Boletus Country Rice
Author: TQC
Prep time:
Cook time:
Total time:
Serves: 4
- ½ lb of boletus (3/4 pieces) (fresh or frozen)
- 1 oz. of boletus powder (or pieces of dry boletus)
- 3 tablespoons of olive oil EVOO
- 1 red pepper
- 1 green pepper
- 1 medium carrot
- 2 tablespoons of crushed tomato.
- 3 garlic cloves
- ½ tablespoon of smoked paprika
- 1 glass of oloroso (125 ml)
- ½ lb ground rice
- 6½ cups of vegetable broth (1500 ml)
- ½ lb romanesco cut into florets (one small romancesco)
- Sea salt
- Clean the mushrooms and cut through the middle of the foot leaving four whole pieces without defects.

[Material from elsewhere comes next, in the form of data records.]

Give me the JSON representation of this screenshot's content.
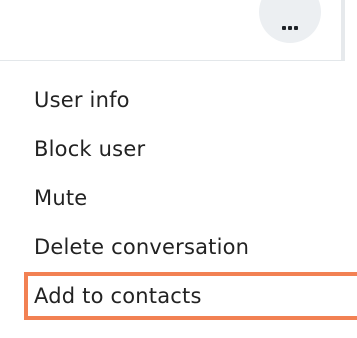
{
  "header": {
    "more_icon": "more-horizontal-icon"
  },
  "menu": {
    "items": [
      {
        "label": "User info"
      },
      {
        "label": "Block user"
      },
      {
        "label": "Mute"
      },
      {
        "label": "Delete conversation"
      },
      {
        "label": "Add to contacts"
      }
    ],
    "highlight_color": "#f28153"
  },
  "colors": {
    "text": "#222222",
    "button_bg": "#eceff2",
    "divider": "#e3e7ea"
  }
}
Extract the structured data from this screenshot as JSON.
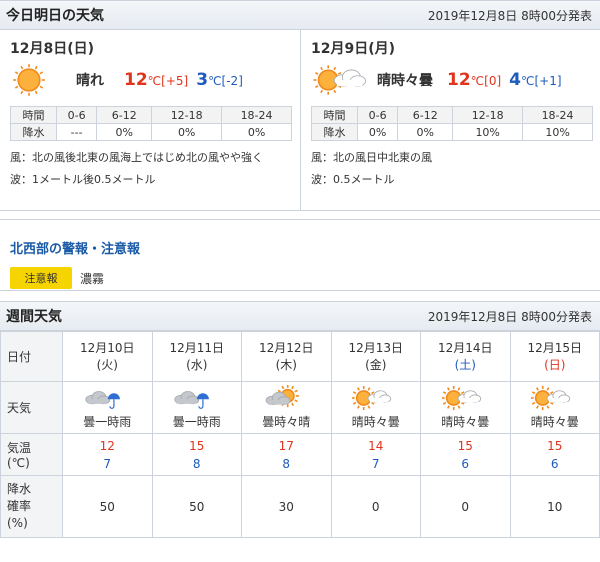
{
  "today_tomorrow": {
    "title": "今日明日の天気",
    "issued": "2019年12月8日 8時00分発表",
    "days": [
      {
        "date": "12月8日(日)",
        "weather": "晴れ",
        "icon": "sun",
        "high": "12",
        "high_diff": "[+5]",
        "low": "3",
        "low_diff": "[-2]",
        "unit": "℃",
        "rain_headers": [
          "時間",
          "0-6",
          "6-12",
          "12-18",
          "18-24"
        ],
        "rain_values": [
          "降水",
          "---",
          "0%",
          "0%",
          "0%"
        ],
        "wind": "風：北の風後北東の風海上ではじめ北の風やや強く",
        "wave": "波：1メートル後0.5メートル"
      },
      {
        "date": "12月9日(月)",
        "weather": "晴時々曇",
        "icon": "sun-cloud",
        "high": "12",
        "high_diff": "[0]",
        "low": "4",
        "low_diff": "[+1]",
        "unit": "℃",
        "rain_headers": [
          "時間",
          "0-6",
          "6-12",
          "12-18",
          "18-24"
        ],
        "rain_values": [
          "降水",
          "0%",
          "0%",
          "10%",
          "10%"
        ],
        "wind": "風：北の風日中北東の風",
        "wave": "波：0.5メートル"
      }
    ]
  },
  "warnings": {
    "title": "北西部の警報・注意報",
    "badge": "注意報",
    "text": "濃霧"
  },
  "weekly": {
    "title": "週間天気",
    "issued": "2019年12月8日 8時00分発表",
    "row_labels": {
      "date": "日付",
      "weather": "天気",
      "temp_1": "気温",
      "temp_2": "(℃)",
      "pop_1": "降水",
      "pop_2": "確率",
      "pop_3": "(%)"
    },
    "days": [
      {
        "date": "12月10日",
        "dow": "(火)",
        "dow_type": "weekday",
        "icon": "cloud-umbrella",
        "weather": "曇一時雨",
        "high": "12",
        "low": "7",
        "pop": "50"
      },
      {
        "date": "12月11日",
        "dow": "(水)",
        "dow_type": "weekday",
        "icon": "cloud-umbrella",
        "weather": "曇一時雨",
        "high": "15",
        "low": "8",
        "pop": "50"
      },
      {
        "date": "12月12日",
        "dow": "(木)",
        "dow_type": "weekday",
        "icon": "cloud-sun",
        "weather": "曇時々晴",
        "high": "17",
        "low": "8",
        "pop": "30"
      },
      {
        "date": "12月13日",
        "dow": "(金)",
        "dow_type": "weekday",
        "icon": "sun-cloud",
        "weather": "晴時々曇",
        "high": "14",
        "low": "7",
        "pop": "0"
      },
      {
        "date": "12月14日",
        "dow": "(土)",
        "dow_type": "sat",
        "icon": "sun-cloud",
        "weather": "晴時々曇",
        "high": "15",
        "low": "6",
        "pop": "0"
      },
      {
        "date": "12月15日",
        "dow": "(日)",
        "dow_type": "sun",
        "icon": "sun-cloud",
        "weather": "晴時々曇",
        "high": "15",
        "low": "6",
        "pop": "10"
      }
    ]
  },
  "colors": {
    "high_temp": "#e0341d",
    "low_temp": "#1f5bbf",
    "warning_badge": "#f5d400",
    "link": "#1a5aa6",
    "sun": "#f08a1c",
    "cloud": "#b9bcc2"
  }
}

Save the cuts and small pieces for the .
- Cut the mushrooms into thin slices and sauté in the oil until golden brown. Reserve.
- In the same oil, poach the garlic, carrot, peppers and pieces of mushrooms all cut into small cubes (brunoise).
- While the vegs are cooking, boil the broth with the boletus powder/pieces.
- Add the tomato and paprika to the vegetables.
- Add the rice, sauté for a minute and add the oloroso wine.
- Let the alcohol evaporate and pour the steaming broth.
- Bring to a boil, taste and adjust the salt.
- Cover the pot, cook over medium heat and ten minutes later, add the romanesco florets without stirring or touching the rice.
- Five minutes later, add the mushrooms on top, put out the fire and cover the casserole.
- Serve during the following 5 minutes.